Robins solar diverter mk2pvrouter with Fronius - BYD battery setup

Had 8266 D1 mini on the brain. Probably because there’s one sitting on my keyboard. :wink:

At any rate, the “32” suffers from a non-linearity issue.

That said, here’s some info on how at least one user has addressed it.
He says he gets ~1% accuracy. YMMV.

That says: “by using a polynomial the output can be made accurate” How much additional load does that impose on the processor? and can it still do what is needed in the time available?

Bear in mind the ESP32 runs much faster than the 328p.
Typically 160 MHz. Max speed is 240 MHz.

I don’t know how much additional load the polynomial is. I didn’t see any info WRT it.

Another method mentioned was a lookup table. Didn’t see anything more than the mention of it though.

I take it this number is the clock. What we need to know is the ADC sample rate. I’ve never managed to track down a credible figure for anything from Espessif.

From what I can see of it, the Espressif devices I’ve seen mentioned here are excellent for the things they are intended for, it’s just that energy monitoring isn’t one of them.

I’ve seen exactly that and no more. Are you expected to measure the input characteristic and write your own - 4096 lines of lookup table? There’s little doubt it would be faster than calculating polynomials, but even if you can assume the main body is linear and so can be calculated, I wouldn’t fancy typing a few hundred values for the part where it goes badly wrong.

This Page Not Found - ESP32 - — ESP-IDF Programming Guide latest documentation mentions “Characterization based on Two Point values and fitting curve coefficients stored in eFuse” but I don’t think this is related at all to the lookup table.
This ESP32 Analog Input with Arduino IDE | Random Nerd Tutorials) makes reference to the linearity problem, but nothing more.
More likewise at https://www.esp32.com/viewtopic.php?t=1045

I recall one of the authors mentioning
The ESP32 ADC has two non-linear regions, one just below ~0.5v and the other just above ~2.5v,

The polynomial calculation is several floating point math operations, so likely eats more than just a little CPU time. Viz:

double ReadVoltage(byte pin){
  double reading = analogRead(pin); // Reference voltage is 3v3 so maximum reading is 3v3 = 4095 in range 0 to 4095
  if(reading < 1 || reading > 4095) return 0;
  // return -0.000000000009824 * pow(reading,3) + 0.000000016557283 * pow(reading,2) + 0.000854596860691 * reading + 0.065440348345433;
  return -0.000000000000016 * pow(reading,4) + 0.000000000118171 * pow(reading,3)- 0.000000301211691 * pow(reading,2)+ 0.001109019271794 * reading + 0.034143524634089;

Another user says he did some tests on the 32’s ADC speed and came up with this: (~27 ksps)

Also on that page:

In the Espressif datasheet, (topic 4.1.2), the ADC characteristics shows the following maximum sampling rates.

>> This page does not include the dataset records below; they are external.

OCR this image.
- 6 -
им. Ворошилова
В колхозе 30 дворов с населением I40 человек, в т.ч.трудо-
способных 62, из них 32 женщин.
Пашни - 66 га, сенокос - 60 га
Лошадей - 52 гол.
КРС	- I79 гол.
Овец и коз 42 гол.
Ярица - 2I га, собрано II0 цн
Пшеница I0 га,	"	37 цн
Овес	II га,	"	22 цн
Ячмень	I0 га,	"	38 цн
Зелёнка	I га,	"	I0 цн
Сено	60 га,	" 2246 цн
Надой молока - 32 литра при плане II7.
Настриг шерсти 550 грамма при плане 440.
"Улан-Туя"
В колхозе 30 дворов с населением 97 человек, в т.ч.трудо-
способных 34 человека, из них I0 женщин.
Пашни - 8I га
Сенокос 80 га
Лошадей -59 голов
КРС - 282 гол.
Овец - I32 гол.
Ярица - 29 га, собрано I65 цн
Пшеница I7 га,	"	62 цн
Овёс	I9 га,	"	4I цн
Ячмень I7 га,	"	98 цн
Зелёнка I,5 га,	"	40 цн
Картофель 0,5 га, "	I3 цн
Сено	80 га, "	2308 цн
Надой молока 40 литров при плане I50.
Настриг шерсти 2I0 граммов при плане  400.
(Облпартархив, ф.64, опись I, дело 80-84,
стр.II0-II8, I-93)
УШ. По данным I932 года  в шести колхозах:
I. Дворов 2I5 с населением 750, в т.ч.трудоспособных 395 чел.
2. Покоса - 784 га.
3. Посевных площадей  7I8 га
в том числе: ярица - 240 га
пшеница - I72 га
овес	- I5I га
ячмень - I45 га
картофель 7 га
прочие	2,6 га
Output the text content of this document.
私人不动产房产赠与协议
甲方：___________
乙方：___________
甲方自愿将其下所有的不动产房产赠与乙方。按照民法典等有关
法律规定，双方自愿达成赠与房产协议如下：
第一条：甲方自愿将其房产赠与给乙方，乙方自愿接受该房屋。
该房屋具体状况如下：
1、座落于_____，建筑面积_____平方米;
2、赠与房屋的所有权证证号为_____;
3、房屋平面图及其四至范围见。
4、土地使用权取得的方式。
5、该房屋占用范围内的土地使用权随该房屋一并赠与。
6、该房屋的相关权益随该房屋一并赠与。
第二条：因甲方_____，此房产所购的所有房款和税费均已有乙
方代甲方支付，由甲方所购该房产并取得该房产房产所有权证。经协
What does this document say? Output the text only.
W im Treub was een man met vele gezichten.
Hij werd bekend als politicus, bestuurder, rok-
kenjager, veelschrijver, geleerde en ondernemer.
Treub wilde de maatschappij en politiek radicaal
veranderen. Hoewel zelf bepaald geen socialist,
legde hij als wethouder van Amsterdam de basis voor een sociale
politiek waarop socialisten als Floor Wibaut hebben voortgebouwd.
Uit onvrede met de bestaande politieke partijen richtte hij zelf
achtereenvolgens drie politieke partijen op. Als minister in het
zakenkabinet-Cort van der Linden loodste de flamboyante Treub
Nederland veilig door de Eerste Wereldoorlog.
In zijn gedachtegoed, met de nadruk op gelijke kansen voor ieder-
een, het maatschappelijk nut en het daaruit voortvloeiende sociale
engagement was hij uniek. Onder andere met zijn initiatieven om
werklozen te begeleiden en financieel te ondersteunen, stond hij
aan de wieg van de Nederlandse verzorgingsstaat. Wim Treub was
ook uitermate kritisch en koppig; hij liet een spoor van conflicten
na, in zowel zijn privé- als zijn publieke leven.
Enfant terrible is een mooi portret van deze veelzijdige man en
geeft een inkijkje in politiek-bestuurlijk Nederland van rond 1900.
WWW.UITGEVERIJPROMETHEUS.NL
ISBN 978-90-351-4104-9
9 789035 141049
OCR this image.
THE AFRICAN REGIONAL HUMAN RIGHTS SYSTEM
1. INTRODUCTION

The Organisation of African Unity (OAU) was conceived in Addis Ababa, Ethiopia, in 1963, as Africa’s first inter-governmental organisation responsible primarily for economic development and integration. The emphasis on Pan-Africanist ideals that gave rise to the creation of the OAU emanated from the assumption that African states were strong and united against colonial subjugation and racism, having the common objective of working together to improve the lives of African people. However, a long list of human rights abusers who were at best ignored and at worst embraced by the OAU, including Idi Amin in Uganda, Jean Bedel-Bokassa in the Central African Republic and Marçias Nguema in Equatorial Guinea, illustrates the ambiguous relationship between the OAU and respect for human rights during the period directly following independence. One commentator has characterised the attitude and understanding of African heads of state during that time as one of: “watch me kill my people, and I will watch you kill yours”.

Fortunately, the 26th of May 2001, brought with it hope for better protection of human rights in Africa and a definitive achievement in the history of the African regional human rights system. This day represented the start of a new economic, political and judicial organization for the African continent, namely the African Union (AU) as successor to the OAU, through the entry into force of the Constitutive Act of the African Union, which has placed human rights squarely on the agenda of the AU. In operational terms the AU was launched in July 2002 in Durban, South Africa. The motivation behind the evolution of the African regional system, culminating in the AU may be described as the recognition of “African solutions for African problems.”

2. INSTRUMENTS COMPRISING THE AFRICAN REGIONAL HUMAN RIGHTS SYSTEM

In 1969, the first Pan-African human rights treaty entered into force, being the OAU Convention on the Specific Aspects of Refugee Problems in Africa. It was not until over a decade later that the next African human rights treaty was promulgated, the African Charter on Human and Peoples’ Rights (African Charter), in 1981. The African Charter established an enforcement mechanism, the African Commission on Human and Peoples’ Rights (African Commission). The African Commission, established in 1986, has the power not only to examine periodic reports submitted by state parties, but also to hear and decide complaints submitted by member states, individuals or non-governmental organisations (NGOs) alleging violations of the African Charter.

Description Sampling rate (max)
RTC controller 200 ksps
DIG controller 2 Msps

First question: what is a DIG controller and why has the RTC/DIG controller impact on the sampling speed? Assuming the numbers in the datasheet are valid, the measured speed differ massively from this rates. The implementation of adc1_get_raw is quite complex and does a lot of hardware initialization/locking around adc_convert().

So, the hardware might be capable to provide the claimed speeds but definitely not when using Espressif’s IDF as described in their documentation.